When I hear entrepreneurs say they wear many hats, I sympathize, remembering my days as a CEO who also took customer support calls. Now, as a venture capitalist, I focus on entrepreneurs’ paths from chief-cook-and-bottle-washer to the head of a company that’s rapidly scaling. Most of the time, entrepreneurs don’t have a mental framework to support this evolution.
The process of scaling your company generally means doing all the things necessary to go from small to big. That may mean changing the revenue model, employee management, technology, operational processes, or customer support. Every industry and business model is different.
One particular challenge relating to scale is common to growth businesses in any industry: expanding beyond the founder or the founding team. Luckily, there is a template for achieving this.
Let’s start with the realization that there are only four basic functions needed to propel any organization: Judgment, Ideas, Glue, and Execution. I call this the JIGE framework (with apologies to Will Smith, it's pronounced "jiggy").

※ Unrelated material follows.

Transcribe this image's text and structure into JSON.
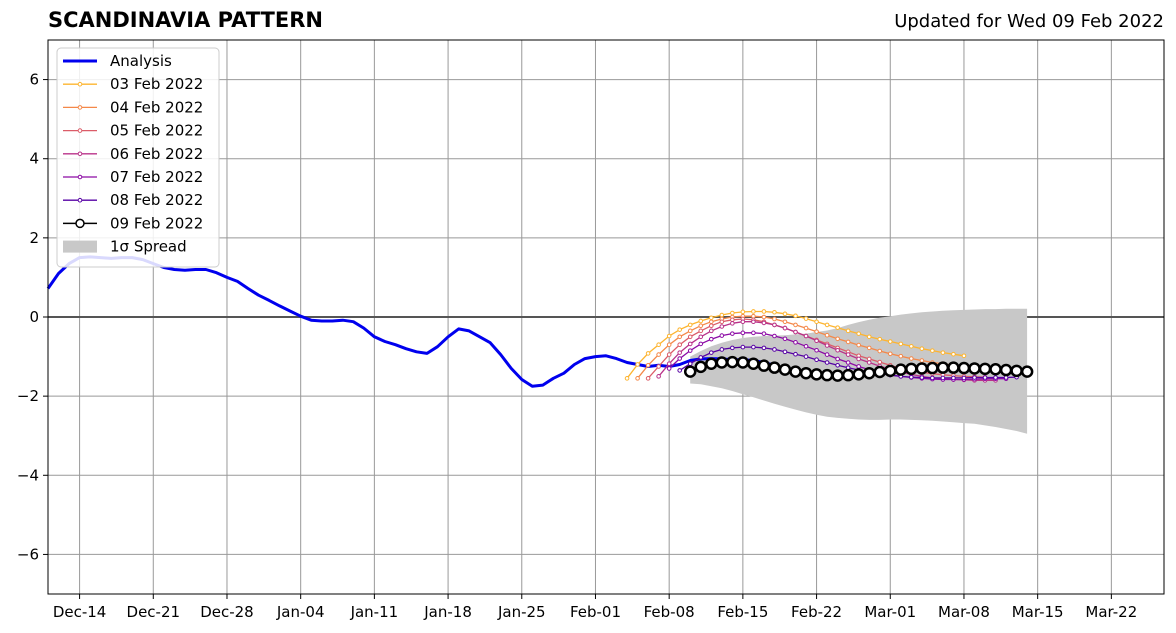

To scale a business, each of these functions has to evolve from the founders to a senior team of non-founders. That team then has to replicate this JIGE framework throughout the organization.
Of course, the founders may actually be able to do all these functions better than anyone else, at least while the company is small (all entrepreneurs should be nodding about now). I’m not saying you should abdicate power. Rather, parcel out parts of the JIGE you’re least good at, and give yourself a chance to scale.
There may be more than four jobs on a team, but there are only four core functions. Everyone else should be a “do-er” who extends these functions into specific areas of execution. If an entrepreneur is lucky enough to have a growing market and great product, the core JIGE functions are the building blocks that scale any company so it can win.